Chief Black Hawk’s Surrender Speech of 1832
I fought hard. But your guns were well aimed. The bullets flew like birds in the air, and whizzed by our ears like the wind through the trees in the winter. My warriors fell around me. The sun rose dim on us in the morning, and at night it sunk in a dark cloud, and looked like a ball of fire. That was the last sun that shone on Black Hawk. He is now a prisoner to the white men. He has done nothing for which an Indian ought to be ashamed. He has fought for his countrymen, the squaws and papooses, against white men, who came year after year, to cheat them and take away their lands. You know the cause of our making war. It is known to all white men. They ought to be ashamed of it. Indians are not deceitful.
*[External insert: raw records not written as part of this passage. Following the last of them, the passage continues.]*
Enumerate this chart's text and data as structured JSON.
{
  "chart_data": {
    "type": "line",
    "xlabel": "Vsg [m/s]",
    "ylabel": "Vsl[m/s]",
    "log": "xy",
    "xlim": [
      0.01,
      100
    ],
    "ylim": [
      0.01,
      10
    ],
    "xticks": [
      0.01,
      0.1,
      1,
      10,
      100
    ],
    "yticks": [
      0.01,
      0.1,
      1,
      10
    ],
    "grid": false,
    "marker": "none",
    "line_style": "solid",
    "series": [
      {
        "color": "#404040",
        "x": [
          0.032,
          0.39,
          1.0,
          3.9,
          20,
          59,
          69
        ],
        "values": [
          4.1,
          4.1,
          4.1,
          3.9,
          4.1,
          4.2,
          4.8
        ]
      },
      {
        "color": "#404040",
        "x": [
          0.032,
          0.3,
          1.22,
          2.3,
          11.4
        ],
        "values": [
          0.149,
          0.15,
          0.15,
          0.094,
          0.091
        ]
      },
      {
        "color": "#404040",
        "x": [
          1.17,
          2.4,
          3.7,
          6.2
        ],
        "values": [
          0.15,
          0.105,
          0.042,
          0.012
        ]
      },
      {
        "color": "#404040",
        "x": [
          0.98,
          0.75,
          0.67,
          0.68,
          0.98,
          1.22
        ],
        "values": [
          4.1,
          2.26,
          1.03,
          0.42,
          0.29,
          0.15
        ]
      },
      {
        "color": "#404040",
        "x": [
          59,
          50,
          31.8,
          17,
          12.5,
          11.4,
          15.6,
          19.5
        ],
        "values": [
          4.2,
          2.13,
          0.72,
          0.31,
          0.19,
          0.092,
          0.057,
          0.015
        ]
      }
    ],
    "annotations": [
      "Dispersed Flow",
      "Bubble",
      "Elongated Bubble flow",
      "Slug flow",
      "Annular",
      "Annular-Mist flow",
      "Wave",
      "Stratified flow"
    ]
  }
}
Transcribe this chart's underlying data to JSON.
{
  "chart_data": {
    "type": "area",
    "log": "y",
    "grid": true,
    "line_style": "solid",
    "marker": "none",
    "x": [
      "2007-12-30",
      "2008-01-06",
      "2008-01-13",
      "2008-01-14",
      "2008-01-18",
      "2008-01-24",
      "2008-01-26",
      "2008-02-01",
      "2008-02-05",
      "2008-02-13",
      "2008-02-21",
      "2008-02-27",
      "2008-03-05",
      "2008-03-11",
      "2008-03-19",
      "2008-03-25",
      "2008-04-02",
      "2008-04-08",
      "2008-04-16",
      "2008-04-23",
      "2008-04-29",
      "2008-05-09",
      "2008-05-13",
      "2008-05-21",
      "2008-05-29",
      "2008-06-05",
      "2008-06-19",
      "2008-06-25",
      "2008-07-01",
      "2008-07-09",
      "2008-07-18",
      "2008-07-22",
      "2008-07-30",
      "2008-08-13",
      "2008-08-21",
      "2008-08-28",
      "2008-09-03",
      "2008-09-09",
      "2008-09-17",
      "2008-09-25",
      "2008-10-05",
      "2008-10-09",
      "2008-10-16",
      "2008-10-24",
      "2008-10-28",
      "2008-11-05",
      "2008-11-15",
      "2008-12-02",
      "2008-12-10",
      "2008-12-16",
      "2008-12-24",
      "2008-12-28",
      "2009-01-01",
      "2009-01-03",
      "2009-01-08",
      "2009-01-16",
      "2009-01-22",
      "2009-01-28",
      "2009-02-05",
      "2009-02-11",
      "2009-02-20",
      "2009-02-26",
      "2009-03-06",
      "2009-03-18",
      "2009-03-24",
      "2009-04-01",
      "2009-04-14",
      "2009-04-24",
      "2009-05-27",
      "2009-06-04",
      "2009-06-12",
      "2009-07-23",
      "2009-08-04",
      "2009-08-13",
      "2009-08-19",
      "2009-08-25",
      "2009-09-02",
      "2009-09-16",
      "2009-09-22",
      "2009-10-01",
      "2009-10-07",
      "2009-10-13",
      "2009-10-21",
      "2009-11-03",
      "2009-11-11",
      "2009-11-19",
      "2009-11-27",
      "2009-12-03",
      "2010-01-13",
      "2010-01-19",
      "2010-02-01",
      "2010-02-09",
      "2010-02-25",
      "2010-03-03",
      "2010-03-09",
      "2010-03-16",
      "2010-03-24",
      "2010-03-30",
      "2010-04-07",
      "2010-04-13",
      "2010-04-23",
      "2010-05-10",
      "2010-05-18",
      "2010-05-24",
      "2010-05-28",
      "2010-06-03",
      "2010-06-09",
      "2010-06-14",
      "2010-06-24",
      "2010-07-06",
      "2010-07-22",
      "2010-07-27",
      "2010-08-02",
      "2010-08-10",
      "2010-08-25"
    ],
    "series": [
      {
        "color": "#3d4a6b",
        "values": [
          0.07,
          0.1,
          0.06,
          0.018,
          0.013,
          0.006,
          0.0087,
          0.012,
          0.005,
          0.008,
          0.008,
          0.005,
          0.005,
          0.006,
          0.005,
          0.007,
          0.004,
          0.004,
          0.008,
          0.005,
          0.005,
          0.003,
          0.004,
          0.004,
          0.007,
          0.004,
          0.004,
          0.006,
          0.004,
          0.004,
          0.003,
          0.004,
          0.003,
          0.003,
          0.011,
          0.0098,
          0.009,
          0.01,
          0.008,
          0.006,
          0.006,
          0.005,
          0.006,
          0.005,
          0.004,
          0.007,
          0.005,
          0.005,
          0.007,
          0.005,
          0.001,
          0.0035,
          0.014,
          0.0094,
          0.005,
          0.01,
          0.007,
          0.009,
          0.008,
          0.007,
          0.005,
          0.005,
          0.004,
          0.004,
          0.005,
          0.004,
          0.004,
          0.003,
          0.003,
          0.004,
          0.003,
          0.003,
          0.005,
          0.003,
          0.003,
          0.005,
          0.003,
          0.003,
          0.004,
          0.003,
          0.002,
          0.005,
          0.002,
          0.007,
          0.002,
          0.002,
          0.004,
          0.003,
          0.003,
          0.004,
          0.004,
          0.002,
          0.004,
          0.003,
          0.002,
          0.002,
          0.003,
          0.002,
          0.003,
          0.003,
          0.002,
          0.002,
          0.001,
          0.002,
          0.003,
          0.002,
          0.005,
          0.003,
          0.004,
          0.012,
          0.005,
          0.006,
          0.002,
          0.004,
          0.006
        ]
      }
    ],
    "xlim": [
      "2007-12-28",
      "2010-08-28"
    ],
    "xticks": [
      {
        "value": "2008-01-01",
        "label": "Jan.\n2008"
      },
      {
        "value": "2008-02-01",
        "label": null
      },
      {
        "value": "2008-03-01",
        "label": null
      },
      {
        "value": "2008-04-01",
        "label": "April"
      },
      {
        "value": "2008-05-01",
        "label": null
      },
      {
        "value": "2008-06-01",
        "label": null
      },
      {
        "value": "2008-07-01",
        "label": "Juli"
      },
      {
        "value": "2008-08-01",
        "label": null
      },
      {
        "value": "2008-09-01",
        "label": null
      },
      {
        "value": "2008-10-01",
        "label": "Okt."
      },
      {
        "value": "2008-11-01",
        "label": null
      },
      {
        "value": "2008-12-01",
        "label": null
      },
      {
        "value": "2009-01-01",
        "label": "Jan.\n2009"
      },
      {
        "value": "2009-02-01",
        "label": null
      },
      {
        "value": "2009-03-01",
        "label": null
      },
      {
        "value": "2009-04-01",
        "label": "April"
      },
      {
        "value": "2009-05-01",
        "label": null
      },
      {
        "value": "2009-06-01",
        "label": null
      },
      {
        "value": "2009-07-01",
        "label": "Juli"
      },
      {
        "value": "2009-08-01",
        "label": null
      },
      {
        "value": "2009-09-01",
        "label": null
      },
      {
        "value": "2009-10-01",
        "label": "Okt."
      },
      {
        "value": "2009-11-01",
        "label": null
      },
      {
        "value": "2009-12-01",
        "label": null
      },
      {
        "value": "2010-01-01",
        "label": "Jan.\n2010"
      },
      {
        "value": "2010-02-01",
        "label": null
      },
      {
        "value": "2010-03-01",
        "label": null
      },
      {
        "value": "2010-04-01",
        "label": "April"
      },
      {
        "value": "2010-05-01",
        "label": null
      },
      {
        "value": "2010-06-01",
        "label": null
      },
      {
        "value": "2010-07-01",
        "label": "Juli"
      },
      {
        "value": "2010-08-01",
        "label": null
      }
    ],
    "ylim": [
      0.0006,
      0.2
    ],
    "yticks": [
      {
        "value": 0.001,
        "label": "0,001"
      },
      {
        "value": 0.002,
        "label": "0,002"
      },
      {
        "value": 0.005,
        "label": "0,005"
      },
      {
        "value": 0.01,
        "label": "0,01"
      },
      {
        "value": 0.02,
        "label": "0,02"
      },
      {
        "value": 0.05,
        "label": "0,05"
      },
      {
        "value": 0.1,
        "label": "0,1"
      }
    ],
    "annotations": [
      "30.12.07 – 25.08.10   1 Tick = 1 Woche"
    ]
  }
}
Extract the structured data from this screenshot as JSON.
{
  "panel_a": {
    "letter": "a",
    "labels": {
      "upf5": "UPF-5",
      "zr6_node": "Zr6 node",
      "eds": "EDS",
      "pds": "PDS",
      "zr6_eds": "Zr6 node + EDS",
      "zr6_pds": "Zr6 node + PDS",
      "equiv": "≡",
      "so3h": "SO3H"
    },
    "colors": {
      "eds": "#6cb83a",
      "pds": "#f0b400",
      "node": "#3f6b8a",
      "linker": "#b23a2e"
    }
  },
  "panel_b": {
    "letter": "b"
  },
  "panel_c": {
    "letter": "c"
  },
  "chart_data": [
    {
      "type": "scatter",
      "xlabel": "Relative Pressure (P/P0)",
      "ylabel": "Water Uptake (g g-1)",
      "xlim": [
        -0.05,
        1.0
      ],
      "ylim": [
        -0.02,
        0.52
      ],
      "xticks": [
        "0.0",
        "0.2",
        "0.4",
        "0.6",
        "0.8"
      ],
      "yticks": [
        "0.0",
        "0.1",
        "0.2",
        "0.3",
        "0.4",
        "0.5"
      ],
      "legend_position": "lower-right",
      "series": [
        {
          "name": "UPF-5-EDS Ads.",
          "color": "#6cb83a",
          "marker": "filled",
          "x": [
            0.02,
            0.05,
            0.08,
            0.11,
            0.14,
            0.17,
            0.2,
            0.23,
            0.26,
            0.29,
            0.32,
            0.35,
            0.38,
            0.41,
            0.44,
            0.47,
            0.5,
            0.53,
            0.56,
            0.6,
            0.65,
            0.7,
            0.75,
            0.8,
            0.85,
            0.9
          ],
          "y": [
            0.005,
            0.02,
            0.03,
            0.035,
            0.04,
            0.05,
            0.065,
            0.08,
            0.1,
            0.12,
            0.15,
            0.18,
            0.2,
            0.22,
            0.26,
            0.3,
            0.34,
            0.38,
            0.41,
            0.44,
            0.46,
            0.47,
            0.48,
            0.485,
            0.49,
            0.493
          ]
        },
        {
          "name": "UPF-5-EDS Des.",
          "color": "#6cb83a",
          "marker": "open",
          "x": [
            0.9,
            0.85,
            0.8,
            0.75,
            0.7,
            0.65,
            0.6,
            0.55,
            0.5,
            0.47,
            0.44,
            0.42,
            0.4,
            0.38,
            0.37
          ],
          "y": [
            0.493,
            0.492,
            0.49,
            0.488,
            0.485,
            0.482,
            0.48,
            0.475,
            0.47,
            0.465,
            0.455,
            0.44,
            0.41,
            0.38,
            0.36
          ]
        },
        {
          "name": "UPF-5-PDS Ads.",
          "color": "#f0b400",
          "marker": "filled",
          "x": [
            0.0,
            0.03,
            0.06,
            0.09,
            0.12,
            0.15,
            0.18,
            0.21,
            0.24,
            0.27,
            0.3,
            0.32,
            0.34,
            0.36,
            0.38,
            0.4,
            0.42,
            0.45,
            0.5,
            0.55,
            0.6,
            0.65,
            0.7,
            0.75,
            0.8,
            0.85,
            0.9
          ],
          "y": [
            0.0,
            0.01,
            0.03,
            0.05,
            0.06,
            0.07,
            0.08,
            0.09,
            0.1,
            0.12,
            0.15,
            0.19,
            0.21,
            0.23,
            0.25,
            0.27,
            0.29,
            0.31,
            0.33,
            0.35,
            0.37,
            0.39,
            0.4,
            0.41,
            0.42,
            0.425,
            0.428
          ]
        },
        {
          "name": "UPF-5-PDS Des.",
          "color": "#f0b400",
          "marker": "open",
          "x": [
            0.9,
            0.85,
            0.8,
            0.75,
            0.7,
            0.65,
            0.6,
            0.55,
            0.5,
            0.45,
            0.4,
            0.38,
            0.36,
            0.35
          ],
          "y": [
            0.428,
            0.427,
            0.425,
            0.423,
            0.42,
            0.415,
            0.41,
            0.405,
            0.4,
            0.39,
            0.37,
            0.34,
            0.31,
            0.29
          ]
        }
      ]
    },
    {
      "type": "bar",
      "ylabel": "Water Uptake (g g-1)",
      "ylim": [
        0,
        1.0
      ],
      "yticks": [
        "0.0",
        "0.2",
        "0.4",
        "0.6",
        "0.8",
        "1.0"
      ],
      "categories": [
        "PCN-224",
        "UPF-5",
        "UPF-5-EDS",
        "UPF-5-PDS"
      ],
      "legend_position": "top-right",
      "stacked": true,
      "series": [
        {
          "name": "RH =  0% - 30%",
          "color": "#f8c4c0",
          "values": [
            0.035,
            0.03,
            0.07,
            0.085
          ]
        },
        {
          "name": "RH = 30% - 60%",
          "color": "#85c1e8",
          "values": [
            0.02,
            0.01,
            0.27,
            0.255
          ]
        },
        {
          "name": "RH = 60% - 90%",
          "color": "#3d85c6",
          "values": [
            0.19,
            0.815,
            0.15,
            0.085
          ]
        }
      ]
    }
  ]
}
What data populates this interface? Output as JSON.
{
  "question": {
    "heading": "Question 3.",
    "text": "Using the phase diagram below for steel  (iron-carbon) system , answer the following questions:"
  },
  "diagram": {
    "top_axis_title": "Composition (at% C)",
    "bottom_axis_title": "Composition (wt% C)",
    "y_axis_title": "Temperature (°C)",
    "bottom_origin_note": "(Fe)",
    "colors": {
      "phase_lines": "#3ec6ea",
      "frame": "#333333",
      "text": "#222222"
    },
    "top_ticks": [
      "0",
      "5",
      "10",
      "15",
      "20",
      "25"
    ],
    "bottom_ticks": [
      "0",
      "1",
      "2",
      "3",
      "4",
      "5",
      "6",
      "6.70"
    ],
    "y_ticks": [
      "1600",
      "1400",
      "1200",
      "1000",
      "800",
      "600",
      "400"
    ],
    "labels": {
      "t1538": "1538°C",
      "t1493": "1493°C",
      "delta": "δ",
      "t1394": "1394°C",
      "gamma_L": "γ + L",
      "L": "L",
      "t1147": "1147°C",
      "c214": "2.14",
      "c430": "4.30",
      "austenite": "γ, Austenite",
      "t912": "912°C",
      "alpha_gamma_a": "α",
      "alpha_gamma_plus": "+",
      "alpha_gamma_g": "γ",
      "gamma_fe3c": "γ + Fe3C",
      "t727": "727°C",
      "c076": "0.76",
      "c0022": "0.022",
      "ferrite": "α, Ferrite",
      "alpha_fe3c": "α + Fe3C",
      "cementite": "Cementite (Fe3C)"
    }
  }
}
The white men speak bad of the Indian and look at him spitefully. But the Indian does not tell lies. Indians do not steal.
An Indian who is bad as the white men could not live in our nation; he would be put to death, and eaten up by the wolves. The white men are bad schoolmasters; they carry false books, and deal in false actions; they smile in the face of the poor Indian to cheat him; they shake them by their hands to gain their confidence, to make them drunk, to deceive them, and ruin our wives. We told them to leave us alone, and keep away from us; they followed us, and beset our paths, and they coiled themselves among us, like the snake. They poisoned us by their touch. We were not safe. We lived in danger. We were becoming look them, hypocrites and liars, adulterous lazy drones, all talkers and no workers. The white men do not scalp the head; but they do worse―they poison the heart.
We looked up to the Great Spirit. We went to our great father. We were encouraged. His great council gave us fair words and big promises; but we got no satisfaction. Things were growing worse. There were no deer in the forest. The opossum and beaver were fled; the springs were drying up, and our squaws and papooses without victuals to keep them from starving; we called a great council, and built a large fire. The spirit of our fathers arose and spoke to us to avenge our wrongs or die. We all spoke before the council fire. It was warm and pleasant. We set up the war-whoop, and sharpened the tomahawk; our knives were ready, and the heart of Black-hawk swelled high in his bosom, when he led his warriors to battle. He is satisfied. He will go to the world of spirits contented. He has done his duty. His father will meet him there, and commend him.
Farewell, my nation! Farewell to Black Hawk.